Comment 5 Zac Medico gentoo-dev 2019-12-23 20:21:39 UTC
(In reply to Robin Johnson from comment #4)
> zmedico: please retest with snapshot gentoo-20191222 or newer for the Perl
> script change.

The gentoo-20191222.tar.xz snapshot works for me with tarsync. Thanks!
Comment 6 Thomas Lindroth 2020-02-13 17:48:46 UTC
Created attachment 613620 [details, diff]
Reset diffball's XZ decompressor in cseek

I got another sync failure today with the gentoo-20200212.tar.xz tarball. I started looking into the problem and believe I've found the cause. Diffball's support for XZ is broken.

Tarsync use dev-util/diffball for reading tar files. It goes through these steps:
1. Decompress the tarball in memory and generate a list of all files in it.
2. Check which files exists on the local filesystem.
3. Unpack the missing files from the tarball.

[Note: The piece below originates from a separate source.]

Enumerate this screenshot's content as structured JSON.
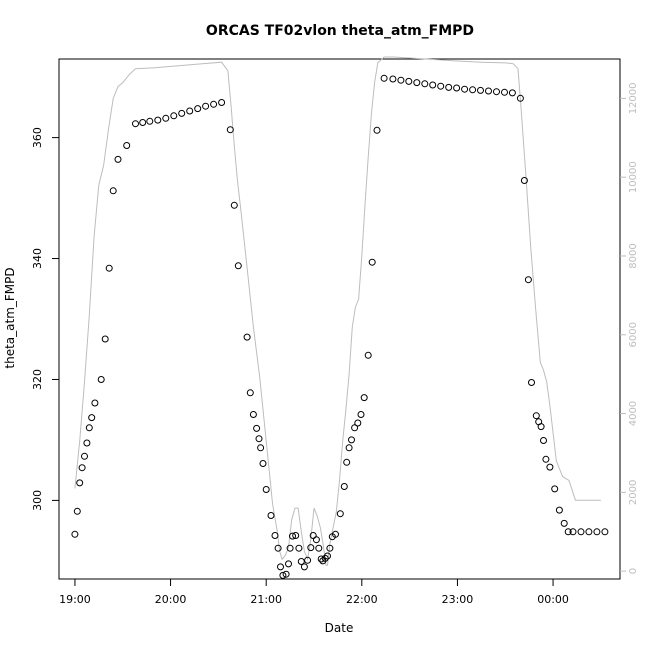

Since it's not possible to seek in compressed files, step 3 must first reset the compressor and unpack the tarball from the beginning again. The reset is done in libcfile/cfile.c:cseek().

https://github.com/rafaelmartins/diffball/blob/master/libcfile/cfile.c#L660
The BZIP2_COMPRESSOR resets a lot of parameters of the compressor (cfh->bzs) including cfh->bzs->avail_in but the XZ_COMPRESSOR doesn't reset anything in cfh->xzs.

The difference between the broken and working tarballs is that the broken tarballs have cfh->xzs->avail_in =! 0 at the end of step 1.

https://github.com/rafaelmartins/diffball/blob/master/libcfile/cfile.c#L998
Because of that this check then assume there is still data left in ram to decompress and tries to decompress a stale buffer. The call to lzma_code() fails as a result.

I've attached a patch against diffball to reset the XZ decompressor in cseek just like the BZIP2 decompressor. With that patch the broken tarball now work.
Comment 7 Thomas Lindroth 2020-02-13 17:52:27 UTC
Dammit. I commented on the wrong bug. The above comment was for bug 708736.